妍婕妤望著庭院中那棵老槐樹,枝葉稀疏,光影斑駁。她輕輕嘆了口氣,指尖冰涼。
在這深宮之中,情義本就是最不值錢的東西,想要活下去,甚至想要活得更好,便只能狠下心來,舍棄那些多余的牽絆。

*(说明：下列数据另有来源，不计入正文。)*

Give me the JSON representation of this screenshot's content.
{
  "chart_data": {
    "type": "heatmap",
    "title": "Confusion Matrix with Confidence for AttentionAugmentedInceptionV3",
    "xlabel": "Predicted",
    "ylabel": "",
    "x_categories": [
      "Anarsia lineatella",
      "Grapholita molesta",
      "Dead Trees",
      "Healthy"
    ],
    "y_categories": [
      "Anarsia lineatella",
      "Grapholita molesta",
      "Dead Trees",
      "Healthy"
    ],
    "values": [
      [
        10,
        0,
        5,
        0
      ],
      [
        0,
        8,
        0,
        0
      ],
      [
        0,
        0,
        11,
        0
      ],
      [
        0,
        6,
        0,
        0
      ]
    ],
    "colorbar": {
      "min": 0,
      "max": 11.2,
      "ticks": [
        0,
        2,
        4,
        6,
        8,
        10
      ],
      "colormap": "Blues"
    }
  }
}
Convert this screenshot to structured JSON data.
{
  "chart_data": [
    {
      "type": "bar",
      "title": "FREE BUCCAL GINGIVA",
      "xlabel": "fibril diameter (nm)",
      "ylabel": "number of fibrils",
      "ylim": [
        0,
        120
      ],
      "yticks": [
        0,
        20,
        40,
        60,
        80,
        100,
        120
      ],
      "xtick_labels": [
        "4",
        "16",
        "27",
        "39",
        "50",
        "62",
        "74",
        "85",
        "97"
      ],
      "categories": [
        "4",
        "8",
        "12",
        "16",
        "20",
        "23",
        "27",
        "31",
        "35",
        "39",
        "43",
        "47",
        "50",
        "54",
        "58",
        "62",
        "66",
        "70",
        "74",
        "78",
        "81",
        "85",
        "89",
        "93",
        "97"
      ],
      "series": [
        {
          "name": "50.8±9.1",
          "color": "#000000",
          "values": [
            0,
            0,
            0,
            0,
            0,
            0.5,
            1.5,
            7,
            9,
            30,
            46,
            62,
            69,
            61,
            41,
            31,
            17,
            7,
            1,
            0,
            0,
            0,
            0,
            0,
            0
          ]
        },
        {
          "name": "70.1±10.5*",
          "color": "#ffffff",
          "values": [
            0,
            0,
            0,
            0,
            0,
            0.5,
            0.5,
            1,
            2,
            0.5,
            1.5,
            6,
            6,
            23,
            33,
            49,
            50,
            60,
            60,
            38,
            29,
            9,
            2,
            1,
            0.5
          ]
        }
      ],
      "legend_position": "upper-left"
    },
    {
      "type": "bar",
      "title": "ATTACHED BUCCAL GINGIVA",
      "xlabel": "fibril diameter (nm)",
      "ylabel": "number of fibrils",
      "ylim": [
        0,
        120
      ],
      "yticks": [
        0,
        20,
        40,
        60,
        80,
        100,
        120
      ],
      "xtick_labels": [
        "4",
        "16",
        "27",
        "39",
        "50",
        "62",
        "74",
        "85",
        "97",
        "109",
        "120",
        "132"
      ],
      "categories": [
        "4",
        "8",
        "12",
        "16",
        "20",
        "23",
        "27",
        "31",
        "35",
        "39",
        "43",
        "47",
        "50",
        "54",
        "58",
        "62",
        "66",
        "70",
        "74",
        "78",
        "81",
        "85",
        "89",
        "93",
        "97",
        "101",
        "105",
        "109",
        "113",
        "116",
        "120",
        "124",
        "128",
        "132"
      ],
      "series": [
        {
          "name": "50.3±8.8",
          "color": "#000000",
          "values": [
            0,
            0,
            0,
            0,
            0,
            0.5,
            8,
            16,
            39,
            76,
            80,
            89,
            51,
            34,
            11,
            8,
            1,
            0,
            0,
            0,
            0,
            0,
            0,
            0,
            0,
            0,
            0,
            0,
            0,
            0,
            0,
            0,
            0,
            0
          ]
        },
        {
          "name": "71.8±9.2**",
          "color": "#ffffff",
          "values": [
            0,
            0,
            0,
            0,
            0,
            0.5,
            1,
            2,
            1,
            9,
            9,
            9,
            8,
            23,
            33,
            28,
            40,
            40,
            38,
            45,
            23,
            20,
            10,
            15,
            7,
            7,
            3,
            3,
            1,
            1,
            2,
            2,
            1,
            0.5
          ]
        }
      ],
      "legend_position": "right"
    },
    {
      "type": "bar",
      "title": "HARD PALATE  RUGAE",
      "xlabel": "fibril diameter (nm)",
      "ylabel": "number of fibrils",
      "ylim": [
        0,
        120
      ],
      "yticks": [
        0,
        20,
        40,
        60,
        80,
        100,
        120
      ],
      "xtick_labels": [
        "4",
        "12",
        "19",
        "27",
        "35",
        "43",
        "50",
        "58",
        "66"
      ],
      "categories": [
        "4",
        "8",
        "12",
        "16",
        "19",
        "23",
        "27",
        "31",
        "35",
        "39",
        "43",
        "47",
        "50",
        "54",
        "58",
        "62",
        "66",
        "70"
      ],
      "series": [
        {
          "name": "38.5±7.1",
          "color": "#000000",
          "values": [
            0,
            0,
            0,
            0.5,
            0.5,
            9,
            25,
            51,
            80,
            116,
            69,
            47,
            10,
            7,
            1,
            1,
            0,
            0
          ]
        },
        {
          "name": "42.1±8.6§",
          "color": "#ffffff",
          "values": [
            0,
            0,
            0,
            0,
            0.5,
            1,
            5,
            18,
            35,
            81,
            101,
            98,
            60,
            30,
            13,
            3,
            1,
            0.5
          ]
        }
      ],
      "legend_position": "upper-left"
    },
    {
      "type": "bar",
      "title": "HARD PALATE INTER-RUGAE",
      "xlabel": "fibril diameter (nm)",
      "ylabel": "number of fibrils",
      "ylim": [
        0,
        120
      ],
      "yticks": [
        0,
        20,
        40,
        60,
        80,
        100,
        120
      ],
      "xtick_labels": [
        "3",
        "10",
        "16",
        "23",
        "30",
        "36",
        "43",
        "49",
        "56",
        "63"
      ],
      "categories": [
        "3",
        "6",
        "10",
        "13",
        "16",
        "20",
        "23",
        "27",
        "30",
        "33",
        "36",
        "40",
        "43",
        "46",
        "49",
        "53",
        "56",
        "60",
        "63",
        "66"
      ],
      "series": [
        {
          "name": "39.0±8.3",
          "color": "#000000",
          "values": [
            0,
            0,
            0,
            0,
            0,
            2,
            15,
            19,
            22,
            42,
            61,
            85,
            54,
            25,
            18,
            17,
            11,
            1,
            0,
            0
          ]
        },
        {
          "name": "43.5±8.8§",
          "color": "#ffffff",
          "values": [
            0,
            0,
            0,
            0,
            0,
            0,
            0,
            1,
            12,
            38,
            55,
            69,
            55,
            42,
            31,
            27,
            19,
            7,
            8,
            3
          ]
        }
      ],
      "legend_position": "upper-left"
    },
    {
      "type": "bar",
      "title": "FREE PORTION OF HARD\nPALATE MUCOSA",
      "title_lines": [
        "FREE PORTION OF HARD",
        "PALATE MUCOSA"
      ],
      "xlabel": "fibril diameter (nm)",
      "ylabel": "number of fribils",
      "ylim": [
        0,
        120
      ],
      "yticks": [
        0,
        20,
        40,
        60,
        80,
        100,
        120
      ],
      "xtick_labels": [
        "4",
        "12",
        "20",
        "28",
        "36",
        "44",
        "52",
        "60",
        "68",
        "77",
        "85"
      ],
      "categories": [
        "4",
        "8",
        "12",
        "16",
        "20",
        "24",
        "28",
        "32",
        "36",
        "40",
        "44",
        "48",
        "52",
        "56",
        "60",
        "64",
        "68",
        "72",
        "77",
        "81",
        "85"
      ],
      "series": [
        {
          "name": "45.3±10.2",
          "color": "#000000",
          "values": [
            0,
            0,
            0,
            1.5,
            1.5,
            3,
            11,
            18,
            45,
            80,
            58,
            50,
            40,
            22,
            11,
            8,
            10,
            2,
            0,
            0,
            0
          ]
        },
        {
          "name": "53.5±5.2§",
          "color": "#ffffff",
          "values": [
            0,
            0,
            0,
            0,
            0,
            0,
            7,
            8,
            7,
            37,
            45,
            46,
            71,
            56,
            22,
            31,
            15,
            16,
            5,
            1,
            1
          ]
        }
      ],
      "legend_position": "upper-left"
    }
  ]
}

秀菊,若有來生,你我莫要再入這帝王家,莫要再做這宮中奴。
她在心底默念,隨即轉身回到妝臺邊,拿起一支赤金點翠步搖,緩緩簪在發間。
銅鏡里的女子,眉眼重新染上冷冽,方才那點悵然,早已被深不見底的算計取代。
深宮路險,她沒得選。
——
金桂去而復返,低聲稟報:“主子,皇后娘娘那邊回話了,說秀菊既曾伺候您一場,便按一等宮女的規制安葬,還賞了一匹素色錦緞裹尸,讓她走得體面些。”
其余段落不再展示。